Wednesday, October 7, 2015

Will U.S. Courts Accept Statistics in False Claims Cases?

Many years ago, when I was wet behind the ears in applying quantitative methodologies to policy
making, I came up with an interesting approach to examine the validity of a system which was closed to public scrutiny.

That system was child welfare.

Grabbing hold to my beliefs that laws, any type of laws (i.e. theoretical, statutory) were made to be challenged, either through alternative models, robust testing, or the democratic process, I went about my merry way to prove that the level of fraud in child welfare was statistically significant through sampling.

Using extapolated data of Wayne County, Michigan expenditures, not only did I find a positive, direct correlation in the rate of poverty with the rate of child welfare cases, but I also found unique cost-reimbursement patterns paralleling child welfare campaign months.

Stochastic analyses took the statistical significance to entirely different levels of reliability.

Parsimony led me to Medicaid fraud in child welfare because its homogeneity reeked the loudest.

If the federal administrations do not have the resources to go after Medicaid fraud in child welfare, then the courts should listen to data from an original source.

The technology of statistics should be adopted as an evidentary standard in a court of law.  It is time to get rid of the horse and buggy.

Stay tuned for further iterations, ha ha.

Fourth Circuit to Rule on Use of Statistical Sampling to Prove FCA Liability

The U.S. Court of Appeals for the Fourth Circuit has agreed to hear an interlocutory appeal on the use of statistical sampling as a means of proving liability under the False Claims Act (FCA). While statistical methods of proof have been used with respect to damages, relatively few courts have considered whether such methods are ever appropriate to establish liability under the FCA. Thus, the court’s ruling has the potential to shape practice in this area moving forward.

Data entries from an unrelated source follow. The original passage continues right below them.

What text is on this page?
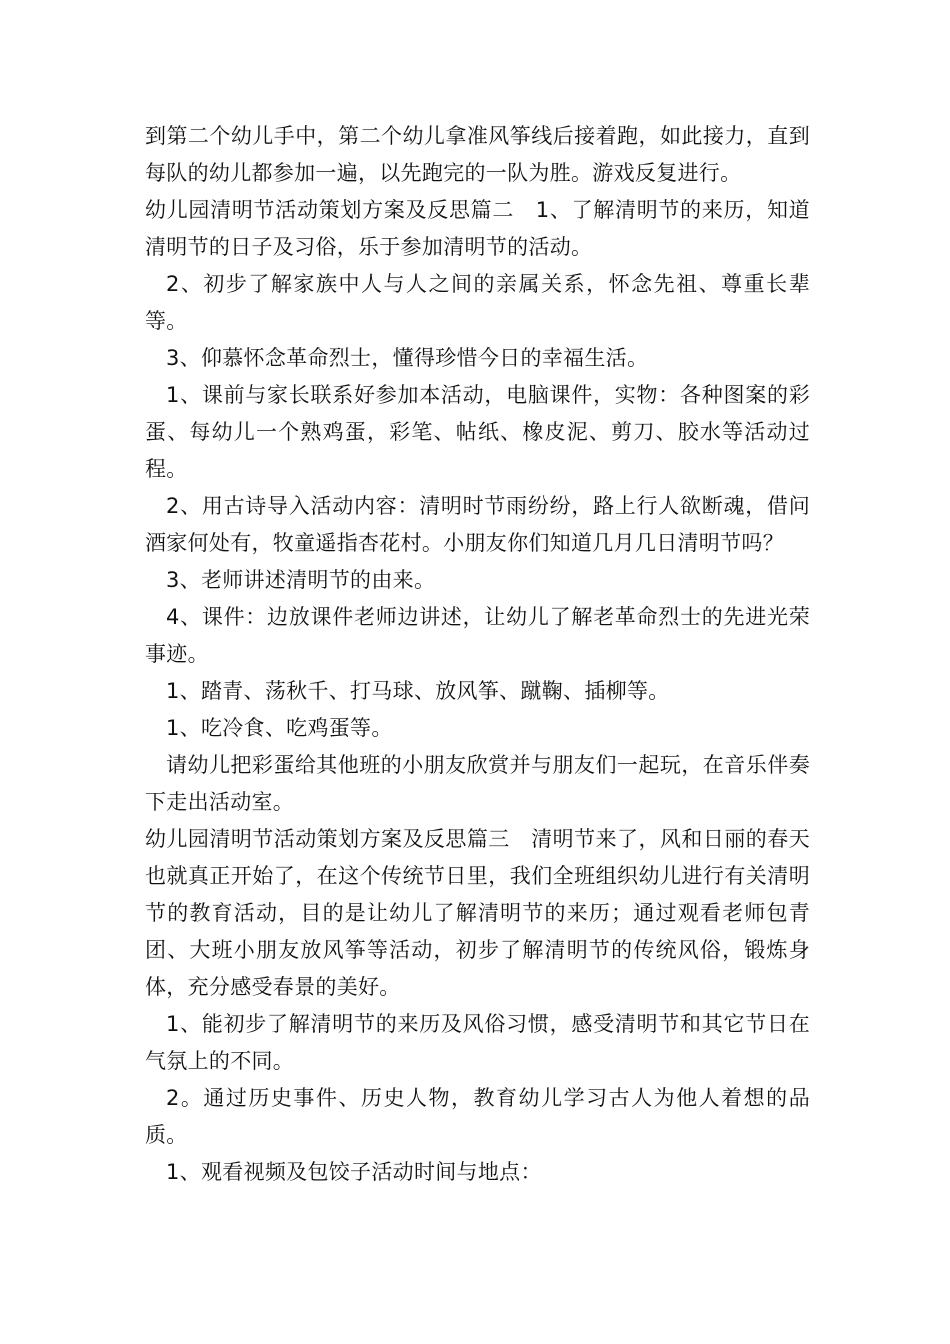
到第二个幼儿手中，第二个幼儿拿准风筝线后接着跑，如此接力，直到每队的幼儿都参加一遍，以先跑完的一队为胜。游戏反复进行。

幼儿园清明节活动策划方案及反思篇二　1、了解清明节的来历，知道清明节的日子及习俗，乐于参加清明节的活动。

2、初步了解家族中人与人之间的亲属关系，怀念先祖、尊重长辈等。

3、仰慕怀念革命烈士，懂得珍惜今日的幸福生活。

1、课前与家长联系好参加本活动，电脑课件，实物：各种图案的彩蛋、每幼儿一个熟鸡蛋，彩笔、帖纸、橡皮泥、剪刀、胶水等活动过程。

2、用古诗导入活动内容：清明时节雨纷纷，路上行人欲断魂，借问酒家何处有，牧童遥指杏花村。小朋友你们知道几月几日清明节吗？

3、老师讲述清明节的由来。

4、课件：边放课件老师边讲述，让幼儿了解老革命烈士的先进光荣事迹。

1、踏青、荡秋千、打马球、放风筝、蹴鞠、插柳等。

1、吃冷食、吃鸡蛋等。

请幼儿把彩蛋给其他班的小朋友欣赏并与朋友们一起玩，在音乐伴奏下走出活动室。

幼儿园清明节活动策划方案及反思篇三　清明节来了，风和日丽的春天也就真正开始了，在这个传统节日里，我们全班组织幼儿进行有关清明节的教育活动，目的是让幼儿了解清明节的来历；通过观看老师包青团、大班小朋友放风筝等活动，初步了解清明节的传统风俗，锻炼身体，充分感受春景的美好。

1、能初步了解清明节的来历及风俗习惯，感受清明节和其它节日在气氛上的不同。

2。通过历史事件、历史人物，教育幼儿学习古人为他人着想的品质。

1、观看视频及包饺子活动时间与地点：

The case, United States ex rel. Michaels v. Agape, concerns allegations that a network of 24 nursing homes throughout South Carolina submitted fraudulent claims to Medicare, Medicaid and Tricare for care that was not medically necessary. Due to the large volume of potentially fraudulent claims—over 50,000 claims were submitted during the relevant time period—relators sought to use statistical sampling to prove that defendants had submitted false claims. Specifically, the relators sought to have their experts review a small percentage of the claims, determine what percentage of those claims were fraudulent and extrapolate over the entire universe of submitted claims. The district court rejected the approach but certified the question for interlocutory appeal.

The district court was correct to be skeptical of statistical sampling to prove liability, and the relators will have an uphill battle to convince the appeals court that their proposed method of proof is sound.
First, as the district court noted, this is not a case where the relevant evidence is unavailable and statistical sampling presents the only possible method of proof.  In fact, all the documentation concerning the allegedly fraudulent claims exists and is fully accessible. The relators’ argument is simply that it would take too much time to review such a large volume of data. As the district court stated, such shortcuts are inappropriate in a case where the alleged fraud is that services provided were not medically necessary—a “highly fact intensive inquiry involving medical testimony after a thorough review of the detailed medical chard of each individual patient.”

Second, the use of statistical sampling is not guaranteed to shorten the trial because the defendants still retain the right to present evidence on each individual claim. To force the defense to also rely on a sample of the claims and prevent the presentation of evidence on the remainder of the individual claims would, as the defendants argued, deny them of their constitutional right to a jury trial on the facts.

The Fourth Circuit’s ruling on this issue has the potential to either settle the law in this area or open the door to speculative methods of proof in a number of areas of FCA litigation.